The importance of rigorous supplier screening, thorough due diligence, and continuous monitoring on the back end through a periodic audit process, cannot be overstated.
Another key aspect of delivering a seamless mobility experience globally is a well-integrated supply chain network. The importance of rigorous supplier screening, thorough due diligence, and continuous monitoring on the back end through a periodic audit process, cannot be overstated. This year, in particular, the Legal team partnered extensively with our colleagues in the Supply Chain Management function to rapidly adapt our compliance framework to the requirements of the pandemic. Partnering with hundreds of suppliers under pressure from COVID-19 related disruptions, in dozens of countries, to address these new threats was no small feat. However, in line with our business philosophy to develop and leverage collaborative partnerships, we were able to understand and address potential new risks.

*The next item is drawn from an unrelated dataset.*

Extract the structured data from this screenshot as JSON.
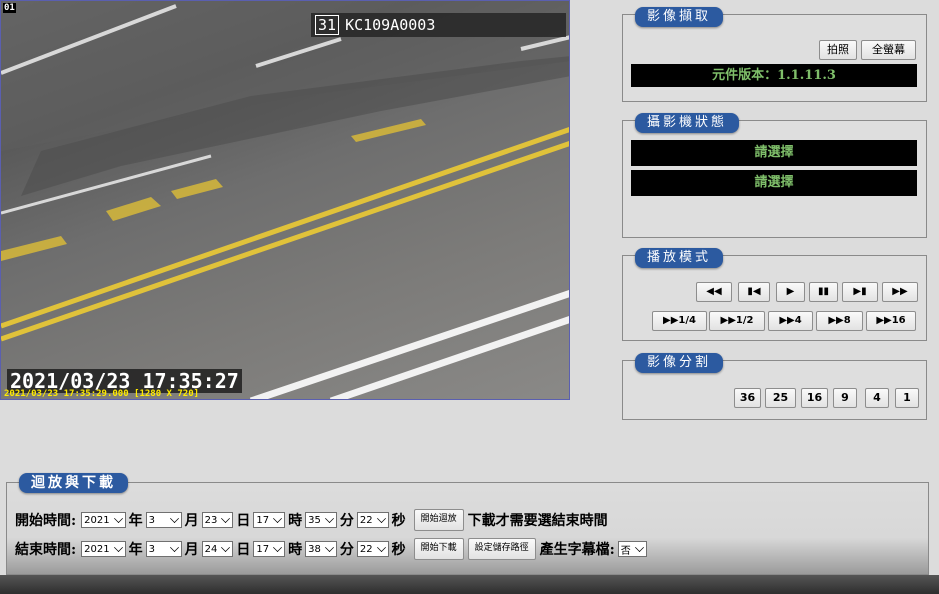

A final consideration arising from the pandemic is the ability of companies across industry sectors to leverage telecommuting on an unprecedented scale. Many companies are now exploring the viability of making telecommuting a more prominent feature of their workforce strategy, even after the pandemic recedes. This raises several legal considerations in terms of designing remote work policies and ensuring that remote work remains consistent with legal and contractual requirements for service delivery, in addition to local labor laws, tax residency considerations, and traditional workers’ compensation concerns.
We proactively collaborate across the business and our client base to address the new demands of organizational resiliency, remote working, digitization and data security, guided by our corporate vision, by your side, looking ahead®. We see our clients facing similar challenges and seeking solutions as we collectively adapt to the initial shock of the pandemic and to the proverbial new or next normal.